The Buddha of Suburbia is just such a novel. It is a frustrating book because the material is promising. In the current cant term used in British education, it is multicultural, that is, drawn from the life and experience of the domestically reared Anglo-Indian class to which the author belongs. Karim, son of an eccentric (Muslin than Hindu) Indian immigrant and working-class Englishwoman, is brought up in the suburbs of South London. When the father, who is called Haroon, leaves home to live with his new English mistress in West Kensington, Karim goes along. Haroon's mistress is Eva Kay, who has lost one breast to cancer and burns with ambition to get on in the arts world. She exploits her theatrical acquaintances to become a successful interior decorator, helped by Karim's English Uncle Ted, a builder and former football hooligan who, weaned away from suburban dullness by Haroon's rather cut-rate Yoga philosophy, also escapes into London.
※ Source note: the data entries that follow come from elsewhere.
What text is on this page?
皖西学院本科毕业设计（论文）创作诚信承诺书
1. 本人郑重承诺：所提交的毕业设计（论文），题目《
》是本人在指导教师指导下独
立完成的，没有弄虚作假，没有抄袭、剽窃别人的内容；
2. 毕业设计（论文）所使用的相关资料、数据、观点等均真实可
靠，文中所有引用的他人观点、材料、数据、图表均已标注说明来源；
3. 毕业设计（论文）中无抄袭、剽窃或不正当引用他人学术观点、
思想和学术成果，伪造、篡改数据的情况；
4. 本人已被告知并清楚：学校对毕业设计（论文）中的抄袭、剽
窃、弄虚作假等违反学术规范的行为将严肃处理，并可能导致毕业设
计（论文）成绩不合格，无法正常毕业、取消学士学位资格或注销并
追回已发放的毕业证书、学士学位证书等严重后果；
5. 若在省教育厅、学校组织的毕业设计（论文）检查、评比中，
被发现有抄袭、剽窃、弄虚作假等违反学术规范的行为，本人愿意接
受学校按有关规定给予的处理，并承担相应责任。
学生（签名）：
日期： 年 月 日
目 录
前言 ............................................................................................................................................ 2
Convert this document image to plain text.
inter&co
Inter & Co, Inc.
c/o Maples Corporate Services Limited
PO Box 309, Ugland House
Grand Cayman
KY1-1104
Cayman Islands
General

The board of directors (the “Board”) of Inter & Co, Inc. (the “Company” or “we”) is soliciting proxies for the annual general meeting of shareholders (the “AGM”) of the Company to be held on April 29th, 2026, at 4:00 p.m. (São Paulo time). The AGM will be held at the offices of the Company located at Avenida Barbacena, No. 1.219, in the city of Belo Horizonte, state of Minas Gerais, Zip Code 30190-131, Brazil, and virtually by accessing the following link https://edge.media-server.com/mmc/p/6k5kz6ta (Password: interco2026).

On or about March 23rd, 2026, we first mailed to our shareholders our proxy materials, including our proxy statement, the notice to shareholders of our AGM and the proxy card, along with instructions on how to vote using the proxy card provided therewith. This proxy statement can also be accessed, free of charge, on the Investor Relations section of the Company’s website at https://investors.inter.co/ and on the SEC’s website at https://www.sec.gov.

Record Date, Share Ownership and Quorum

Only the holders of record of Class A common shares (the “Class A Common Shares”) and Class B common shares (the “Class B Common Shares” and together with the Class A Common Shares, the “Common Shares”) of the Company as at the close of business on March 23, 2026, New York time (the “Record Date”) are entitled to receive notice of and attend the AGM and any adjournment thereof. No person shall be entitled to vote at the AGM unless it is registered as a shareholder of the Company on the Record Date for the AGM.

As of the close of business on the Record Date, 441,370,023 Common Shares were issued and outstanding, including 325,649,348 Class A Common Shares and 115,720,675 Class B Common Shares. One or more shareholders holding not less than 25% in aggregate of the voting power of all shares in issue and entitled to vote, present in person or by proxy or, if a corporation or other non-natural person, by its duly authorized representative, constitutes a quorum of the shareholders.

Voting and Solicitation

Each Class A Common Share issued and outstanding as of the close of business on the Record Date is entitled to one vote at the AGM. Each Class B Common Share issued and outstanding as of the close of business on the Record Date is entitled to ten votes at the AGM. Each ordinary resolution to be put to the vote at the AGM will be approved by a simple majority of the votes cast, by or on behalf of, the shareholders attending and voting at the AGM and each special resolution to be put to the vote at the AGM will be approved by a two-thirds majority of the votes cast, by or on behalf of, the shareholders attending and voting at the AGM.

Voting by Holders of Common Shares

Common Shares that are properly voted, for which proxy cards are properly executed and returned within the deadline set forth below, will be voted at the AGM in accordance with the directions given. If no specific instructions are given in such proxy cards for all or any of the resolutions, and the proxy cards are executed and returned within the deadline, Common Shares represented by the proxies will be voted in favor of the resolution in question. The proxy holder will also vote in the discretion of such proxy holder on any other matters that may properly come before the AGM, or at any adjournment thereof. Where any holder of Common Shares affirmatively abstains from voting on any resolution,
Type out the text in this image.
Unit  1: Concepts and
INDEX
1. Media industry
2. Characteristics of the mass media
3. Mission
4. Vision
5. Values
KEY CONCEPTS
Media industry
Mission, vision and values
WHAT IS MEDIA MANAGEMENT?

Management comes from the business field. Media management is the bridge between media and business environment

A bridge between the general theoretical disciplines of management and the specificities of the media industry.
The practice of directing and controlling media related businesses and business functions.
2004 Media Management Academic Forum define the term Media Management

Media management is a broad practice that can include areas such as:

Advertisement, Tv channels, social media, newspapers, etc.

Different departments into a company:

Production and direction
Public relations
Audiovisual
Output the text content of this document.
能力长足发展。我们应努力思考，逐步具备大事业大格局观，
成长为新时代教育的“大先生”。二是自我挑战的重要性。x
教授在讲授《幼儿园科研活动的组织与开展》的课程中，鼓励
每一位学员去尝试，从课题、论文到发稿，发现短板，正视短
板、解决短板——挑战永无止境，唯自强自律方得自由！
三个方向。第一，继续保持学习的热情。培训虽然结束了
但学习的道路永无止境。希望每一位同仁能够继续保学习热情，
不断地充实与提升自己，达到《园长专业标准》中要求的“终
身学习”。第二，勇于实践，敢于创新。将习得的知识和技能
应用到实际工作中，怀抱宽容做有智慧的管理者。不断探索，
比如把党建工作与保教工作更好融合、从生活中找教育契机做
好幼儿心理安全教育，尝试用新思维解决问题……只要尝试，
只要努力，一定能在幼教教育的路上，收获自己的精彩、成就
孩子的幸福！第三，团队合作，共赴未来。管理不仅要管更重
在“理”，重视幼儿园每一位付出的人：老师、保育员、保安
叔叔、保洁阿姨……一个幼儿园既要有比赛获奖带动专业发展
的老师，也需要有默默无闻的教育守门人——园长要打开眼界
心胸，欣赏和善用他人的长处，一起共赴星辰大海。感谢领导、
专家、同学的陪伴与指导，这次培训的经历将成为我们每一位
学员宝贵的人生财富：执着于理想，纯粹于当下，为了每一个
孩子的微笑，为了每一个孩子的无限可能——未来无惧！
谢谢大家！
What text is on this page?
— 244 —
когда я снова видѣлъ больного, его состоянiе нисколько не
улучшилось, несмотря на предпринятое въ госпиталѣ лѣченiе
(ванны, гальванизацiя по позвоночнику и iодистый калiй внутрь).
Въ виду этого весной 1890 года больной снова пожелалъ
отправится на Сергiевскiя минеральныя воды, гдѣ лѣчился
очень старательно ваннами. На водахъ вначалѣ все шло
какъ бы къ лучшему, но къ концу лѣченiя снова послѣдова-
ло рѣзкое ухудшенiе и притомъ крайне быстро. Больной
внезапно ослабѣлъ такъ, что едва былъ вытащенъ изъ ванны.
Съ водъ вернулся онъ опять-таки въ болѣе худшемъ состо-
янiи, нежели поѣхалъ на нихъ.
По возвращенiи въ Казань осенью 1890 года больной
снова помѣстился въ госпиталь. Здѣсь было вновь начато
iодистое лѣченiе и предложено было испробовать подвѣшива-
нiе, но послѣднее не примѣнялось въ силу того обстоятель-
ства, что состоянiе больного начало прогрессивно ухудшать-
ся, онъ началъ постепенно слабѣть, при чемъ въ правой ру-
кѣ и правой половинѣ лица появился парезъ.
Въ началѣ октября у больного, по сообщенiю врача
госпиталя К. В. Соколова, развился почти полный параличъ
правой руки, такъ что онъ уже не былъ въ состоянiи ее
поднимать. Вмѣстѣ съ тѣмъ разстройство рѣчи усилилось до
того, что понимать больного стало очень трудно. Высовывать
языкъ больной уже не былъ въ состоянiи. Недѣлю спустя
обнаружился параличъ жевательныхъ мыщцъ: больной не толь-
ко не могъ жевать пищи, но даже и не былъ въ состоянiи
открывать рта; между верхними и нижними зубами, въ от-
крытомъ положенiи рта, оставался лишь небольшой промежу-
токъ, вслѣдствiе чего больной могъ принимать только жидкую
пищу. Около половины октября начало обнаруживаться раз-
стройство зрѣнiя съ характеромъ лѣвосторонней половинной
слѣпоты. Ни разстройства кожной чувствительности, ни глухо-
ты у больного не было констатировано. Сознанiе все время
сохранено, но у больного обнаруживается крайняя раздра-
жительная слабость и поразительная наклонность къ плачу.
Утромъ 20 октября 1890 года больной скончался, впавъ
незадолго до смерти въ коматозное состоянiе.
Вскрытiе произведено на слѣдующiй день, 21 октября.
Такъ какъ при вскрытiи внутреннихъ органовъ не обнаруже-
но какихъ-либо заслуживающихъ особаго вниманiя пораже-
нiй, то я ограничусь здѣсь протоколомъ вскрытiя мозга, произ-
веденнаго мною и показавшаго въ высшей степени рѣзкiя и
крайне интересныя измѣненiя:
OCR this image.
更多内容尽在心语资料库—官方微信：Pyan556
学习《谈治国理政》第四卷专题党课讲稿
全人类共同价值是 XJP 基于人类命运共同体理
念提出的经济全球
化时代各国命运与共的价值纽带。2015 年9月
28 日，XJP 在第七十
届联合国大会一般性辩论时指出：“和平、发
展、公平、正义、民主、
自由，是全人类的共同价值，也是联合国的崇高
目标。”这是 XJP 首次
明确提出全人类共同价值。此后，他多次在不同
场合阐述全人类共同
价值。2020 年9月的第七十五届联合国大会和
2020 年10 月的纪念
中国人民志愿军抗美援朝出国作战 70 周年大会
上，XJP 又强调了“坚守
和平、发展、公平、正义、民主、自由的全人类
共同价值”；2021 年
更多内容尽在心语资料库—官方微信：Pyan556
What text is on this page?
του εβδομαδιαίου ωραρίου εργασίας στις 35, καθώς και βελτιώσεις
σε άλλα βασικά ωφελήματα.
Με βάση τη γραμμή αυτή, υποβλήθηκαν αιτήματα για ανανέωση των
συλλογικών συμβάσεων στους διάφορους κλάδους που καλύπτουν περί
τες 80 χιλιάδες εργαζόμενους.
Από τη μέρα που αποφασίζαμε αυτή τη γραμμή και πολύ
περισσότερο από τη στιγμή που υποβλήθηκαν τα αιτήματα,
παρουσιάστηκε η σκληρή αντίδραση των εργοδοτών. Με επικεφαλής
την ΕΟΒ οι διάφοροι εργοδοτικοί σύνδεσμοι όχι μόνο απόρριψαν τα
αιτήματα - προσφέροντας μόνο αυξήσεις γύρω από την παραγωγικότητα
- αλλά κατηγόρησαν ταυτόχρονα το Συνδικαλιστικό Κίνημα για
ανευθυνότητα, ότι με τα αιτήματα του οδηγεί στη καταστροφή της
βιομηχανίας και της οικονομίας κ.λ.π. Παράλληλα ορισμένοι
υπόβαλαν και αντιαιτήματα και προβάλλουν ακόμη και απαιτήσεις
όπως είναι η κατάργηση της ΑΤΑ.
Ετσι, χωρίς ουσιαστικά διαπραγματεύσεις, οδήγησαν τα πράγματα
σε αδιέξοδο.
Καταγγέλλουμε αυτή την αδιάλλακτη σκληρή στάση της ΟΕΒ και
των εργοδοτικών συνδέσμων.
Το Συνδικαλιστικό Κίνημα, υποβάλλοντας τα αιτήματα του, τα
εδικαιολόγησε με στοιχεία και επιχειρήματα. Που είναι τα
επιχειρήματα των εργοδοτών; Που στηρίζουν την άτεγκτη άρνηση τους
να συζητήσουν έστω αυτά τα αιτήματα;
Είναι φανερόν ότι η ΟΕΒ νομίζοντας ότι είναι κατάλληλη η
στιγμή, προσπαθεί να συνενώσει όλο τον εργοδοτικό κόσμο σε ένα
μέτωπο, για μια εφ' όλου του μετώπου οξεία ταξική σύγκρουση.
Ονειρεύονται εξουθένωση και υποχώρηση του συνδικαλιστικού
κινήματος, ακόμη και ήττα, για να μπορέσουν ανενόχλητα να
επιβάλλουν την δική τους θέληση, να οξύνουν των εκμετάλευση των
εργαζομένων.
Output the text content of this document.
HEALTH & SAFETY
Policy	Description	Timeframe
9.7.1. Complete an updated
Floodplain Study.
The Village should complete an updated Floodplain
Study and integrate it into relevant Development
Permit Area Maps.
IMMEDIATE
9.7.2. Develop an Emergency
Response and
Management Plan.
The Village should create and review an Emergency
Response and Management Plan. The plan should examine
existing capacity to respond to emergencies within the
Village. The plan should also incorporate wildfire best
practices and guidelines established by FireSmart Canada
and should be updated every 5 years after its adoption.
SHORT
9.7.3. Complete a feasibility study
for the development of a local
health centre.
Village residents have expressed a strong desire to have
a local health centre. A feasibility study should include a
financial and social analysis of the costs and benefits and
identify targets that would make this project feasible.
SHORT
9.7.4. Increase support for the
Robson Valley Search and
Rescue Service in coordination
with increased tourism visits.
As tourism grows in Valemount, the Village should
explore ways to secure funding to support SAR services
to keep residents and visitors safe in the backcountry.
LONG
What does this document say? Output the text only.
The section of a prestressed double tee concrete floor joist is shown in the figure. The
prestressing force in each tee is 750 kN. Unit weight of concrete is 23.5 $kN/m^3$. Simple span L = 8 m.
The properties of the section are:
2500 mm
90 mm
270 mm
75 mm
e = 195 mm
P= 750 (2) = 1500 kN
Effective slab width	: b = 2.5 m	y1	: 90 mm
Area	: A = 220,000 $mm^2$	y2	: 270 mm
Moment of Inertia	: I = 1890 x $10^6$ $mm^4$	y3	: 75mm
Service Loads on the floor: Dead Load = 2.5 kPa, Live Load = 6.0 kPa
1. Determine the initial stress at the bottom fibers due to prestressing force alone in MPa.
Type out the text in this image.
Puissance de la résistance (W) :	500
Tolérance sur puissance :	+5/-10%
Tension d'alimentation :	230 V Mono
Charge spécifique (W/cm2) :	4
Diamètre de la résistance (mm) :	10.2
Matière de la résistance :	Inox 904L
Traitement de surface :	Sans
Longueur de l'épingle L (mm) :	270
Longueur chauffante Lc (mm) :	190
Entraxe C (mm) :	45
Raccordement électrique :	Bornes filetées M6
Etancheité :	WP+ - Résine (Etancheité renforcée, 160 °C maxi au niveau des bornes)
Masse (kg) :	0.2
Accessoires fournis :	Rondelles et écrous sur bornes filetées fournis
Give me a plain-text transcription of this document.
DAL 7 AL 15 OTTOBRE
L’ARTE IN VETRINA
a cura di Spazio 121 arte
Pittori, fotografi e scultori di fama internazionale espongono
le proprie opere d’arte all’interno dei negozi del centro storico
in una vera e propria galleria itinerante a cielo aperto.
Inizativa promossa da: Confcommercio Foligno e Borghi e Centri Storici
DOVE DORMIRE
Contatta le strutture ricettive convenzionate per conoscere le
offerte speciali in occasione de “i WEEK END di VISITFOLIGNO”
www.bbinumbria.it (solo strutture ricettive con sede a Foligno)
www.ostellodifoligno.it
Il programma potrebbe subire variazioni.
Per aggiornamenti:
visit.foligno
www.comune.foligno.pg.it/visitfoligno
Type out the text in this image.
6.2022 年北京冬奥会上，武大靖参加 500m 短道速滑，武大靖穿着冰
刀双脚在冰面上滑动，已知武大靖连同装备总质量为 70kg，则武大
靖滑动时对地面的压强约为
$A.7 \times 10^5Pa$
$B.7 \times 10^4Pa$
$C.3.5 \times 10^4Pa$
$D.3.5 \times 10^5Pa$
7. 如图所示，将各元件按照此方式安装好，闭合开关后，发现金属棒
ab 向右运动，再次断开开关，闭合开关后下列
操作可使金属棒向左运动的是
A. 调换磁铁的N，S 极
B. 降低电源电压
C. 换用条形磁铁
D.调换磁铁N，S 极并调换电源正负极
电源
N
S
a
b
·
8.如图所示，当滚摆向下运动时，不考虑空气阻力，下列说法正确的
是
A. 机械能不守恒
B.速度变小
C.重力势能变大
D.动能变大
Thanks to his meteque good looks plus Eva's contacts, Karim drifts into success in the theater. After a certain amount of humiliation, plus somewhat routine and aleatory sex, well larded with social psuedery, his career climaxes with a plum part in a television soap opera. That is that.
Karim's simple story is woven through a number of other much more complicated lives: There is his father's shopkeeper friend Anwar, an unregenerate Muslim who goes on a hunger strike to blackmail his rebellious daughter, Jamila, into an arranged marriage; when the husband, Changez, arrives from Bombay, he proves to be fat, ugly, and deformed. Jamila - who has been sleeping with Karim - refuses to touch her new husband. But after Changez catches them in bed, Jamila and Karim become friends instead of lovers, and Jamila is radicalized, moving in time to an English commune in a large house. Changez follows her, becoming a kind of servant-cum-mascot; when Jamila has a child by her new lover Simon, Changez happily cares for it as if it were his own.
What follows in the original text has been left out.